Pagani e i viottoli che ritornano: "Io e Faber complici deflagranti"

La pietra miliare “Crêuza de Mä“ compie 40 anni: domani sera al Teatro Romano di Fiesole il tributo a De Andrè

Pagani e i viottoli che ritornano: "Io e Faber complici deflagranti"

Pagani e i viottoli che ritornano: "Io e Faber complici deflagranti"

di Giovanni Ballerini

A quarant’anni dalla pubblicazione di Crêuza de Mä, scritto a quattro mani con Fabrizio De Andrè, Mauro Pagani ha deciso di riproporre dal vivo all’Estate Fiesolana l’album che ha segnato la storia della musica italiana contemporanea con la sua illuminata fusione di stili, tra folk, world music e rock. Lo farà domani sera alle 21.15 sotto le stelle, al Teatro Romano di Fiesole, con sei musicisti, una corista, un corista e tanto entusiasmo. Pagani, per lei è stato più importante, “Storia di un minuto“ della PFM o "Crêuza de Mã"?

"Per una questione di maturità direi Crêuza de Mä, quella di Storia di un minuto era una bellissima avventura, stavamo iniziando con la PFM, stava nascendo il rock progressive in Italia. Era un momento storico meraviglioso e io facevo parte di una band di musicisti bravissimi, però ero ancora molto acerbo, dovevamo crescere. Crêuza de Mä è invece il disco della maturità, figlio di anni in cui avevo fatto tante ricerche sulla musica del mondo e della collaborazione con De André. C’era quindi un livello di consapevolezza diverso. Nel primo disco con la Premiata Forneria Marconi, c’era tanto istinto animalesco e la gioventù che non torna più: è stato una storia collettiva e io ero un artista in evoluzione".

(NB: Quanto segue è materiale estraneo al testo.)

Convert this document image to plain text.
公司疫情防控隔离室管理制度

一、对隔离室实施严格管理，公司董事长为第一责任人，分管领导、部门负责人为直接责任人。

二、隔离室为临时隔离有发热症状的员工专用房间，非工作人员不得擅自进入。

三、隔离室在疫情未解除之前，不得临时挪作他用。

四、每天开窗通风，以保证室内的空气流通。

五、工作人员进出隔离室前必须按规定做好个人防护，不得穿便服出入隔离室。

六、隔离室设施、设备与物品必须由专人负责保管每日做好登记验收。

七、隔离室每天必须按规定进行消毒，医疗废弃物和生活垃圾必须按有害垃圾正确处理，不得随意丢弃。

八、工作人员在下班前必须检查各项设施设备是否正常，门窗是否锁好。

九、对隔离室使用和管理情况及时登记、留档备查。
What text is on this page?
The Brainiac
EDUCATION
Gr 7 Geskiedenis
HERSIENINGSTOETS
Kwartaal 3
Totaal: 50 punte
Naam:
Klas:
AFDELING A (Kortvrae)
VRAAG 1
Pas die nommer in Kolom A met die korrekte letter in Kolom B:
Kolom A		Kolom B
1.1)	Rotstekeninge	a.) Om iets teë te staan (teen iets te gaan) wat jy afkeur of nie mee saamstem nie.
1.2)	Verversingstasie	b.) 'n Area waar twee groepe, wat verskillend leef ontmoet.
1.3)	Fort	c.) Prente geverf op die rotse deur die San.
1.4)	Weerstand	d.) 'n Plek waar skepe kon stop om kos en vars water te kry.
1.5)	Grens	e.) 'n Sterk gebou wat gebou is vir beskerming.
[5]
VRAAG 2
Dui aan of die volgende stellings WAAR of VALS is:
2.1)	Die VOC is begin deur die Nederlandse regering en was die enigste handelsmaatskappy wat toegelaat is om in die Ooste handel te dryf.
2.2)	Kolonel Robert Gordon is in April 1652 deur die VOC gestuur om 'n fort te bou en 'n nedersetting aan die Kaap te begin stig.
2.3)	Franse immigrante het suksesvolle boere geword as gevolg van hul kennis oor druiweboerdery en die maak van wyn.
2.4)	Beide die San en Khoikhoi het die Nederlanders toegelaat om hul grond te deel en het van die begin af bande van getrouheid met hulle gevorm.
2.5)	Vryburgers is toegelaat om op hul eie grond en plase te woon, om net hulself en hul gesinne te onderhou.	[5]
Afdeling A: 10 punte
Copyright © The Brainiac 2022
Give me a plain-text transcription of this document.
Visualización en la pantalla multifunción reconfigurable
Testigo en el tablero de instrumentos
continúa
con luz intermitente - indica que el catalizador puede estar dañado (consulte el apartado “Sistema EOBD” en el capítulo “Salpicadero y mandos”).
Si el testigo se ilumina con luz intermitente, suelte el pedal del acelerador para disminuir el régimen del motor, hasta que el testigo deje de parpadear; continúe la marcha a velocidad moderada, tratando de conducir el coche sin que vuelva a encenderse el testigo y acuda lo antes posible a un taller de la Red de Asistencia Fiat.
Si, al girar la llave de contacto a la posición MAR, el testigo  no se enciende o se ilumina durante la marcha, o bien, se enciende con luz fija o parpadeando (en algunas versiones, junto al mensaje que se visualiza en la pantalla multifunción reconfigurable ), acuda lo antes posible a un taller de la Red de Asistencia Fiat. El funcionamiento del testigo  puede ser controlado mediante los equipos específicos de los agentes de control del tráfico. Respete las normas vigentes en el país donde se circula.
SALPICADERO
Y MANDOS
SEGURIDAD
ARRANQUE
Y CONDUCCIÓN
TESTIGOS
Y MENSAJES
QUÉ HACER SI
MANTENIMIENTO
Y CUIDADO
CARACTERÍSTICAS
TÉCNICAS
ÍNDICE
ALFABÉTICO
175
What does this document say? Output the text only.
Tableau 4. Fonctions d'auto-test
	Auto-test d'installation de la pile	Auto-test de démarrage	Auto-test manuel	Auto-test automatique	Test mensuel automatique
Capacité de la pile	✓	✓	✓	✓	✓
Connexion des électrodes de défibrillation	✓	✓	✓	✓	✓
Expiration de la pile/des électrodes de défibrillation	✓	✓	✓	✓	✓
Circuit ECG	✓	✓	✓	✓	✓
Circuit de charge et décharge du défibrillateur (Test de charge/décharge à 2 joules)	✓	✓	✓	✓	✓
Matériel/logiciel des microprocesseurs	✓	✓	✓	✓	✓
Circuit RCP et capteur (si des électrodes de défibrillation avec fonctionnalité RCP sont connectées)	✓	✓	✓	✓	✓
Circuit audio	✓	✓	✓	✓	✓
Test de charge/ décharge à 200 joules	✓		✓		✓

Come mai a Fiesole non suona con un’orchestra?

"Crêuza de Mä in realtà non è un disco da orchestra, Le nuvole, di cui faremo qualche brano, un po’ di più. Ma, ho deciso di suonare con un ensemble simile a quelle che furono le formazioni di Faber, con 5 o 6 elementi".

Lei si sente un po’ il Peter Gabriel italiano?

"Crêuza de Mä è stato registrato nell’83 ed è uscito nell’84, Peter Gabriel ha fondato la Real World nell’88, quindi dopo qualche anno. La cosa mi riempie di orgoglio, ma lo fa anche il paragone con Peter Gabriel, che è stato uno dei miei miti".

Come è nato il sodalizio con Faber?

"Il caso è stato benevolo e ha voluto che fossi in sala di registrazione per la mia prima colonna sonora, quella del Sogno di una notte d’estate di Gabriele Salvatores. Fabrizio era nello studio accanto: stava registrando L’Indiano. Si dormiva e si mangiava lì. Siamo diventati amici e mi ha voluto con sé in tournée. Lui veniva da due dischi con la PFM che gli avevano riempito gli arrangiamenti di mandole, mandolini, violini, di tutto e di più. E, Fabrizio, da bravo genovese, si è reso conto che da solo facevo il lavoro di tre e che quindi un polistrumentista come me gli avrebbe fatto risparmiare un sacco di soldi. La complicità che si è creata in tour ci ha poi consentito di sperimentare una canzone d’autore nuova in cui le musiche del mondo esaltavano la musicalità del dialetto genovese. E tutto ha preso il suo posto".

Un colpo di fortuna per entrambi?

"È stato fondamentale essersi incontrati al momento giusto. lo avevo fatto abbastanza esperienza con la world music, la conoscevo bene e sapevo scrivere con naturalezza certe melodie e Fabrizio era pronto a cambiare. Il risultato è stato deflagrante. Un disco in un genovese mezzo antico, che non parlano più neanche a Genova, ha fatto scoccare per entrambi una seconda stagione creativa".